Citizen Staff Report
THE FINAL EDITION
One of the funniest things that ever happened to me was when I met the Dalai Lama.
After the press conference he walked straight over to me, pinched both cheeks and asked me in a whisper, “Are you from Mexico?”
I responded, “NO, I’m from Arizona.” He then whispered something else in my ear.
As I looked around I noticed every camera in the room had turned on me. I made every newscast. My family in Casa Grande even saw it.
When a reporter pulled me aside and said, “Oh, my God, you must be blessed. What did the Dalai Lama say to you?”
I responded, “He said I was the darkest Mexican he ever saw.”
FRANCISCO MEDINA
Photographer
It’s odd for the “highlights” of my career to be marked by tragedies. Major news events on deadline put a journalist to the test – the times you look back on and marvel at how so much got done in so little time and how well it was done. I can see exactly what I was doing at work when the first shuttle blew up, when the tragedy in Bhopal was revealed, when students were killed at Columbine, when we went to war in Iraq and, of course, on Sept. 11, 2001. I remember so clearly saying, “Paul, did you see that (Associated Press) bulletin that a plane flew into the World Trade Center?”

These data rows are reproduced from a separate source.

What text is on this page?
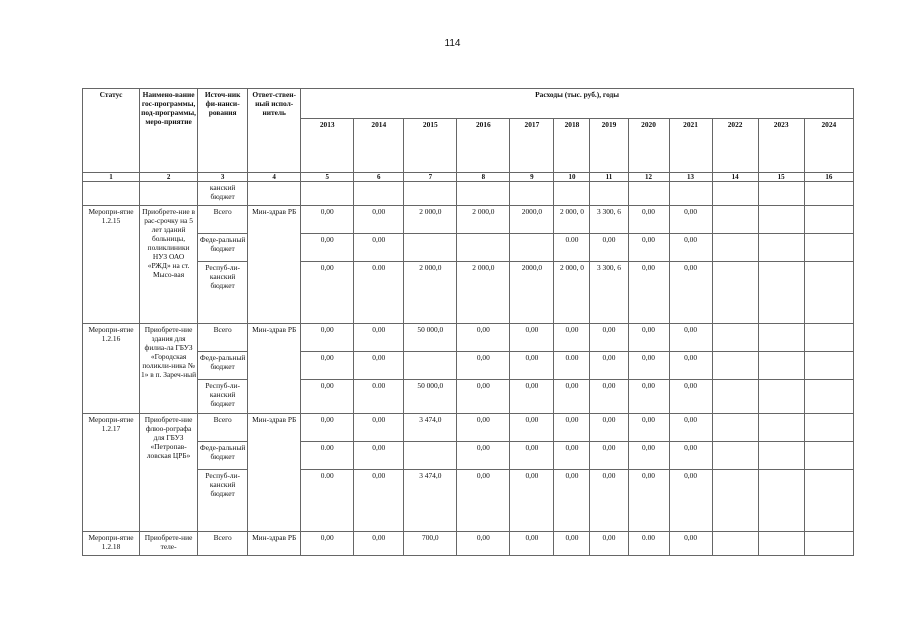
114
Статус	Наимено-вание гос-программы, под-программы, меро-приятие	Источ-ник фи-нанси-рования	Ответ-ствен-ный испол-нитель	Расходы (тыс. руб.), годы											
				2013	2014	2015	2016	2017	2018	2019	2020	2021	2022	2023	2024
1	2	3	4	5	6	7	8	9	10	11	12	13	14	15	16
		канский бюджет													
Меропри-ятие 1.2.15	Приобрете-ние в рас-срочку на 5 лет зданий больницы, поликлиники НУЗ ОАО «РЖД» на ст. Мысо-вая	Всего	Мин-здрав РБ	0,00	0,00	2 000,0	2 000,0	2000,0	2 000, 0	3 300, 6	0,00	0,00			
		Феде-ральный бюджет		0,00	0,00				0.00	0,00	0,00	0,00			
		Респуб-ли-канский бюджет		0,00	0.00	2 000,0	2 000,0	2000,0	2 000, 0	3 300, 6	0,00	0,00			
Меропри-ятие 1.2.16	Приобрете-ние здания для филиа-ла ГБУЗ «Городская поликли-ника № 1» в п. Зареч-ный	Всего	Мин-здрав РБ	0,00	0,00	50 000,0	0,00	0,00	0,00	0,00	0,00	0,00			
		Феде-ральный бюджет		0,00	0,00		0,00	0,00	0.00	0,00	0,00	0,00			
		Респуб-ли-канский бюджет		0,00	0.00	50 000,0	0,00	0,00	0,00	0,00	0,00	0,00			
Меропри-ятие 1.2.17	Приобрете-ние флюо-рографа для ГБУЗ «Петропав-ловская ЦРБ»	Всего	Мин-здрав РБ	0,00	0,00	3 474,0	0,00	0,00	0,00	0,00	0,00	0,00			
		Феде-ральный бюджет		0.00	0,00		0,00	0,00	0,00	0,00	0,00	0,00			
		Респуб-ли-канский бюджет		0.00	0,00	3 474,0	0,00	0,00	0,00	0,00	0,00	0,00			
Меропри-ятие 1.2.18	Приобрете-ние теле-	Всего	Мин-здрав РБ	0,00	0,00	700,0	0,00	0,00	0,00	0,00	0.00	0,00			
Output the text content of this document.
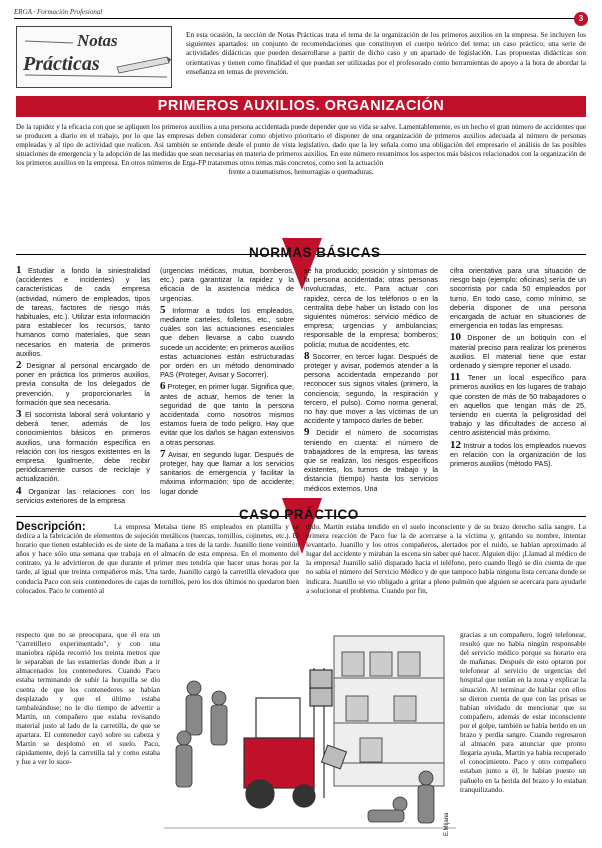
ERGA · Formación Profesional
3
Notas
Prácticas
En esta ocasión, la sección de Notas Prácticas trata el tema de la organización de los primeros auxilios en la empresa. Se incluyen los siguientes apartados: un conjunto de recomendaciones que constituyen el cuerpo teórico del tema; un caso práctico; una serie de actividades didácticas que pueden desarrollarse a partir de dicho caso y un apartado de legislación. Las propuestas didácticas son orientativas y tienen como finalidad el que puedan ser utilizadas por el profesorado como herramientas de apoyo a la hora de abordar la enseñanza en temas de prevención.
PRIMEROS AUXILIOS. ORGANIZACIÓN
De la rapidez y la eficacia con que se apliquen los primeros auxilios a una persona accidentada puede depender que su vida se salve. Lamentablemente, es un hecho el gran número de accidentes que se producen a diario en el trabajo, por lo que las empresas deben considerar como objetivo prioritario el disponer de una organización de primeros auxilios adecuada al número de personas empleadas y al tipo de actividad que realicen. Así también se entiende desde el punto de vista legislativo, dado que la ley señala como una obligación del empresario el análisis de las posibles situaciones de emergencia y la adopción de las medidas que sean necesarias en materia de primeros auxilios. En este número resumimos los aspectos más básicos relacionados con la organización de los primeros auxilios en la empresa. En otros números de Erga-FP trataremos otros temas más concretos, como son la actuación
frente a traumatismos, hemorragias o quemaduras.
NORMAS BÁSICAS

1 Estudiar a fondo la siniestralidad (accidentes e incidentes) y las características de cada empresa (actividad, número de empleados, tipos de tareas, factores de riesgo más habituales, etc.). Utilizar esta información para establecer los recursos, tanto humanos como materiales, que sean necesarios en materia de primeros auxilios.

2 Designar al personal encargado de poner en práctica los primeros auxilios, previa consulta de los delegados de prevención, y proporcionarles la formación que sea necesaria.

3 El socorrista laboral será voluntario y deberá tener, además de los conocimientos básicos en primeros auxilios, una formación específica en relación con los riesgos existentes en la empresa. Igualmente, debe recibir periódicamente cursos de reciclaje y actualización.

4 Organizar las relaciones con los servicios exteriores de la empresa

(urgencias médicas, mutua, bomberos, etc.) para garantizar la rapidez y la eficacia de la asistencia médica de urgencias.

5 Informar a todos los empleados, mediante carteles, folletos, etc., sobre cuáles son las actuaciones esenciales que deben llevarse a cabo cuando sucede un accidente; en primeros auxilios estas actuaciones están estructuradas por orden en un método denominado PAS (Proteger, Avisar y Socorrer).

6 Proteger, en primer lugar. Significa que, antes de actuar, hemos de tener la seguridad de que tanto la persona accidentada como nosotros mismos estamos fuera de todo peligro. Hay que evitar que los daños se hagan extensivos a otras personas.

7 Avisar, en segundo lugar. Después de proteger, hay que llamar a los servicios sanitarios de emergencia y facilitar la máxima información: tipo de accidente; lugar donde

se ha producido; posición y síntomas de la persona accidentada; otras personas involucradas, etc. Para actuar con rapidez, cerca de los teléfonos o en la centralita debe haber un listado con los siguientes números: servicio médico de empresa; urgencias y ambulancias; responsable de la empresa; bomberos; policía; mutua de accidentes, etc.

8 Socorrer, en tercer lugar. Después de proteger y avisar, podemos atender a la persona accidentada empezando por reconocer sus signos vitales (primero, la conciencia; segundo, la respiración y tercero, el pulso). Como norma general, no hay que mover a las víctimas de un accidente y tampoco darles de beber.

9 Decidir el número de socorristas teniendo en cuenta: el número de trabajadores de la empresa, las tareas que se realizan, los riesgos específicos existentes, los turnos de trabajo y la distancia (tiempo) hasta los servicios médicos externos. Una

cifra orientativa para una situación de riesgo bajo (ejemplo: oficinas) sería de un socorrista por cada 50 empleados por turno. En todo caso, como mínimo, se debería disponer de una persona encargada de actuar en situaciones de emergencia en todas las empresas.

10 Disponer de un botiquín con el material preciso para realizar los primeros auxilios. El material tiene que estar ordenado y siempre reponer el usado.

11 Tener un local específico para primeros auxilios en los lugares de trabajo que consten de más de 50 trabajadores o en aquellos que tengan más de 25, teniendo en cuenta la peligrosidad del trabajo y las dificultades de acceso al centro asistencial más próximo.

12 Instruir a todos los empleados nuevos en relación con la organización de los primeros auxilios (método PAS).

CASO PRÁCTICO
Descripción:	La empresa Metalsa tiene 85 empleados en plantilla y se dedica a la fabricación de elementos de sujeción metálicos (tuercas, tornillos, cojinetes, etc.). El horario que tienen establecido es de siete de la mañana a tres de la tarde. Juanillo tiene veintiún años y hace sólo una semana que trabaja en el almacén de esta empresa. En el momento del contrato, ya le advirtieron de que durante el primer mes tendría que hacer unas horas por la tarde, al igual que treinta compañeros más. Una tarde, Juanillo cargó la carretilla elevadora que conducía Paco con seis contenedores de cajas de tornillos, pero los dos últimos no quedaron bien colocados. Paco le comentó al
respecto que no se preocupara, que él era un "carretillero experimentado", y con una maniobra rápida recorrió los treinta metros que le separaban de las estanterías donde iban a ir almacenados los contenedores. Cuando Paco estaba terminando de subir la horquilla se dio cuenta de que los contenedores se habían desplazado y que el último estaba tambaleándose; no le dio tiempo de advertir a Martín, un compañero que estaba revisando material justo al lado de la carretilla, de que se apartara. El contenedor cayó sobre su cabeza y Martín se desplomó en el suelo. Paco, rápidamente, dejó la carretilla tal y como estaba y fue a ver lo suce-
dido. Martín estaba tendido en el suelo inconsciente y de su brazo derecho salía sangre. La primera reacción de Paco fue la de acercarse a la víctima y, gritando su nombre, intentar levantarlo. Juanillo y los otros compañeros, alertados por el ruido, se habían aproximado al lugar del accidente y miraban la escena sin saber qué hacer. Alguien dijo: ¡Llamad al médico de la empresa! Juanillo salió disparado hacia el teléfono, pero cuando llegó se dio cuenta de que no sabía el número del Servicio Médico y de que tampoco había ninguna lista cercana donde se indicara. Juanillo se vio obligado a gritar a pleno pulmón que alguien se acercara para ayudarle a solucionar el problema. Cuando por fin,
gracias a un compañero, logró telefonear, resultó que no había ningún responsable del servicio médico porque su horario era de mañanas. Después de esto optaron por telefonear al servicio de urgencias del hospital que tenían en la zona y explicar la situación. Al terminar de hablar con ellos se dieron cuenta de que con las prisas se habían olvidado de mencionar que su compañero, además de estar inconsciente por el golpe, también se había herido en un brazo y perdía sangre. Cuando regresaron al almacén para anunciar que pronto llegaría ayuda, Martín ya había recuperado el conocimiento. Paco y otro compañero estaban junto a él, le habían puesto un pañuelo en la herida del brazo y lo estaban tranquilizando.
E.Mijana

Despite 24-plus years of cynicism and deadline pressure for nearly every working hour of every working day, I’m going to miss the whole thing.
Newsrooms are odd places. They are places where daily discussions – of grammar and design, politics and current events – involve everyone within earshot and we never agree.
Journalists are odd creatures, many overflowing with sarcasm, cynicism and vitriol. I love them!